RNA-seq / Differential expression analysis using DESeq
Description
This tool performs differential expression analysis using the DESeq Bioconductor package.
Parameters
- Column describing groups [group]
- Apply normalization (yes, no) [yes]
- Disregard replicates (yes, no) [no]
- Use fitted dispersion values (when higher than original values, always) [when higher than original values]
- Dispersion estimate (parametric, local) [local]
- Multiple testing correction (none, Bonferroni, Holm, Hochberg, BH, BY) [BH]
- P-value cutoff (0-1) [0.05]
- Plot width (200-3200 [600]
- Plot height (200-3200) [600]
Details
Given an input table of raw counts, the DESeq package performs statistical analysis to identify differentially expressed genes or other genomic features between two experimental conditions.

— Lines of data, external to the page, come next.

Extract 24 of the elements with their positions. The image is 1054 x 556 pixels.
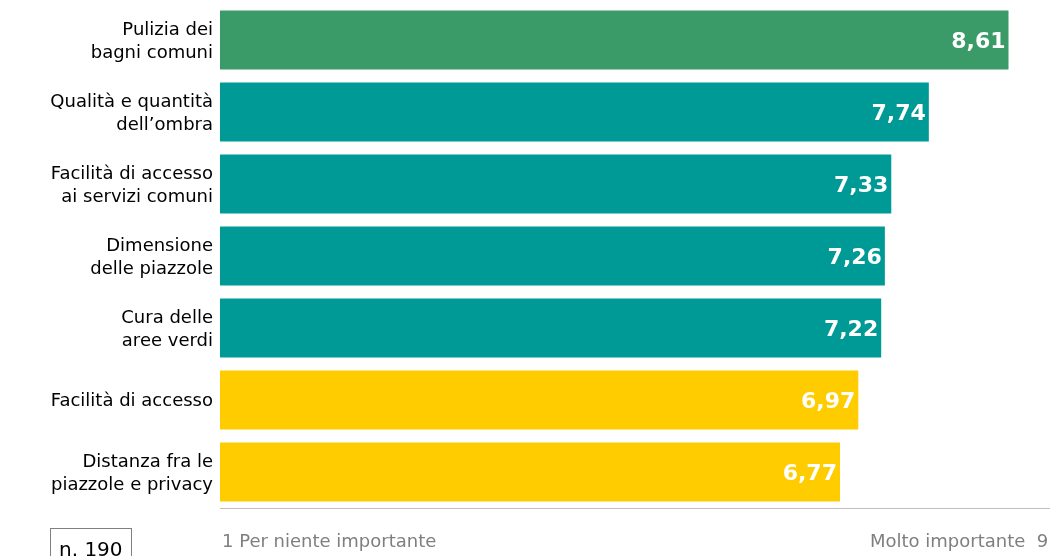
bar	[220, 10, 1009, 70]
y-tick-label: Facilità di accesso ai servizi comuni	[50, 161, 213, 206]
data-label: 6,77	[782, 459, 837, 485]
bar	[220, 442, 840, 502]
y-tick-label: Cura delle aree verdi	[121, 305, 213, 350]
text: Molto importante 9	[870, 530, 1049, 551]
data-label: 7,74	[871, 99, 926, 125]
text: 1 Per niente importante	[222, 530, 437, 551]
y-tick-label: Qualità e quantità dell’ombra	[50, 89, 213, 134]
y-tick-label: Facilità di accesso	[50, 389, 213, 411]
data-label: 7,33	[834, 171, 889, 197]
bar	[220, 370, 859, 430]
data-label: 7,26	[827, 243, 882, 269]
data-label: 8,61	[951, 27, 1006, 53]
data-label: 7,22	[823, 315, 879, 341]
data-label: 6,97	[801, 387, 856, 413]
y-tick-label: Distanza fra le piazzole e privacy	[50, 449, 214, 494]
y-tick-label: Pulizia dei bagni comuni	[90, 17, 213, 62]
bar	[220, 154, 892, 214]
bar	[220, 82, 929, 142]
y-tick-label: Dimensione delle piazzole	[90, 233, 213, 278]
text: n. 190	[59, 537, 123, 556]
bar	[220, 226, 885, 286]
bar	[220, 298, 882, 358]
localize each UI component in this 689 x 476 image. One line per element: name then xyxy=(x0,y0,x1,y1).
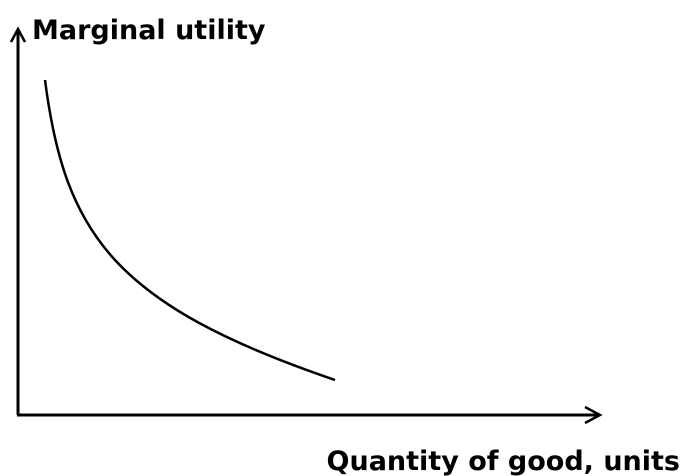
x-axis-arrow xyxy=(584,405,603,425)
x-axis-label: Quantity of good, units xyxy=(327,446,680,476)
y-axis-arrow xyxy=(9,26,27,43)
marginal-utility-curve xyxy=(43,79,336,382)
y-axis-label: Marginal utility xyxy=(32,15,266,46)
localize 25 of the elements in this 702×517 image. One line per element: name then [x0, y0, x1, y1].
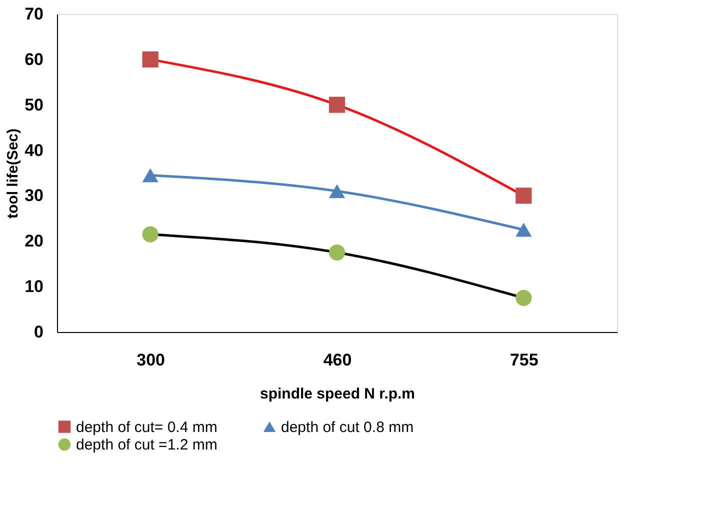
point [516, 188, 532, 204]
y-tick-label: 20 [24, 232, 44, 251]
x-axis-title: spindle speed N r.p.m [260, 386, 416, 402]
point [328, 244, 346, 261]
y-axis-title: tool life(Sec) [4, 128, 22, 219]
point [328, 96, 346, 113]
point [142, 226, 158, 242]
point [516, 290, 532, 306]
x-tick-label: 300 [136, 350, 166, 370]
y-tick-label: 50 [24, 95, 44, 114]
y-tick-label: 0 [34, 322, 44, 342]
y-tick-label: 70 [24, 4, 44, 24]
y-tick-label: 40 [24, 140, 44, 160]
y-tick-label: 60 [24, 50, 44, 69]
x-tick-label: 460 [323, 350, 352, 370]
y-tick-label: 30 [24, 186, 44, 206]
x-tick-label: 755 [510, 350, 538, 370]
point [516, 222, 532, 237]
point [142, 168, 158, 182]
point [328, 184, 346, 198]
point [142, 51, 158, 68]
legend-label: depth of cut 0.8 mm [281, 418, 414, 436]
y-tick-label: 10 [24, 277, 44, 296]
legend-label: depth of cut= 0.4 mm [76, 418, 218, 436]
legend-label: depth of cut =1.2 mm [76, 436, 218, 454]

Note that in its current implementation, the tool only supports single-factor experiment designs. The experiment
conditions to be compared should be defined in the phenodata.tsv file and the appropriate column selected using
the 'Column describing group' parameter.
When normalization is enabled, size factors are calculated by summing the counts for each sample, or
using the library size given by the user in the phenodata.tsv. The former allows to correct for RNA composition bias
(which can arise for example when only a small number of genes are very highly expressed in one experiment condition but not in the other).
A dispersion value is estimated for each gene through a model fit procedure, which can be performed in a "local" or "parametric" mode.
The former is more robust, but users are encouraged to experiment with the setting to optimize results.
Users can select to replace the original dispersion values by the fitted ones always, or only when the fitted value is higher than the original one
(more conservative option).
It is highly recommended to always have at least two biological replicates for each condition.
If this is not possible, you can run the analysis using replicates
for only one condition, or by estimating variability using samples of the two different conditions.
Statistical testing is performed using a negative binomial test.
Output
The analysis output consists of the following files:
- de-list-deseq.tsv: Table containing the results of the statistical testing, including fold change estimates and p-values.
- de-list-deseq.bed: The BED version of the results table contains genomic coordinates and log2 fold change values.
- ma-plot-significant-deseq.pdf: A scatter plot where the significantly differentially expressed features are highlighted.
- dispersion-plot.pdf: A plot that displays the dispersion estimates as a function of the counts values, with the fitted model overlaid.
- p-value-plot-edger.pdf: Plot of the raw and adjusted p-value distributions of the statistical test.
References
This tool uses the DESeq package for statistical analysis. Please read the following article for more detailed information:
S Anders and W H. Differential expression analysis for sequence count data. Genome Biology 2010, 11:R106.